Great initiative, but I have concerns over the 800-53 version . Rev 4 is obsolete. WE are at Rev 5 (available in OSCAL) and getting ready fro another update, Rev 6 (sometimes this year or so).

[iMichaela]

@eddie-knight and team - PwC UK led by Tom Nash thomas.nash@pwc.com delivered a fantastic end to end controls assessment automation with OSCAL. Tom agreed to present to this team their pilot so the team gets a better understanding of OSCAL and the processes that can leverage it. Please let me know if I should facilitate it.

[eddie-knight]

Awesome @iMichaela! Very happy to discuss this on the steerco call tomorrow.

[iMichaela]

@eddie-knight - please let me know if you need my support in the steering committee meeting for this issue. I can try to free myself and join.

[eddie-knight]

Thank you @iMichaela!
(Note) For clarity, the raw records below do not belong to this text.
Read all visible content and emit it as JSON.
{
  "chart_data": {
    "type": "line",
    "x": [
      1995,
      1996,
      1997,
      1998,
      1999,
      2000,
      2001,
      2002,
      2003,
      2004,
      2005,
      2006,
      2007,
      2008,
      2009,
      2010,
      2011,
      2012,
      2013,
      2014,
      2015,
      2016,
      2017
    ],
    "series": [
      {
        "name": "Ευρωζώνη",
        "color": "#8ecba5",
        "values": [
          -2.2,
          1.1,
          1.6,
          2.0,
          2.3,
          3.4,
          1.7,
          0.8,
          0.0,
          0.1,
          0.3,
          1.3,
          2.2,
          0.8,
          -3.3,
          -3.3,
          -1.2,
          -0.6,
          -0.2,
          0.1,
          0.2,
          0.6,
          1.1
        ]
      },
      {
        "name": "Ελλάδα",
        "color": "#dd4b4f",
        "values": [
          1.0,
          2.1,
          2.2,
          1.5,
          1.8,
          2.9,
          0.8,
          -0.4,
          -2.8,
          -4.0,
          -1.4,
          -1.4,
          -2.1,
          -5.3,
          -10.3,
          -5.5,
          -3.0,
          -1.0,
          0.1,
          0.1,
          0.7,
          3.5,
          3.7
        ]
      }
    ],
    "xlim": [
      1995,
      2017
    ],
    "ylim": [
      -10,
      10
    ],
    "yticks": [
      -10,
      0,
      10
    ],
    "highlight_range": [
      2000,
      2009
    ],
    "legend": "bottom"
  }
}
I think your notes here should be sufficient if you're not available.

If there's anything we can't tackle, we'll try to use this issue or a followup meeting to address it further.

[zeal-somani]

From the discussion on 3/14, some key decisions need to be captured for the next WG meeting about the outcome from FINOS CCC work such as

• group controls by mitigation
• group controls by threat
• group controls by NIST control family
• least common denominator / a set of controls that will be part of CCC

[iMichaela]

From the discussion on 3/14, some key decisions need to be captured for the next WG meeting about the outcome from FINOS CCC work such as

• group controls by mitigation
• group controls by threat
• group controls by NIST control family
• least common denominator / a set of controls that will be part of CCC

@zeal-somani can you elaborate on the note above? In particular the statement referring to grouping controls by NIST family. NIST 800-53 catalog is already represented in OSCAL, and I do not recommend doing it again. Also multi-grouping is not possible in the context of one catalog.

[github-actions[bot]]

This issue will be closed as stale in 7 days. Please update this issue if it is still needed.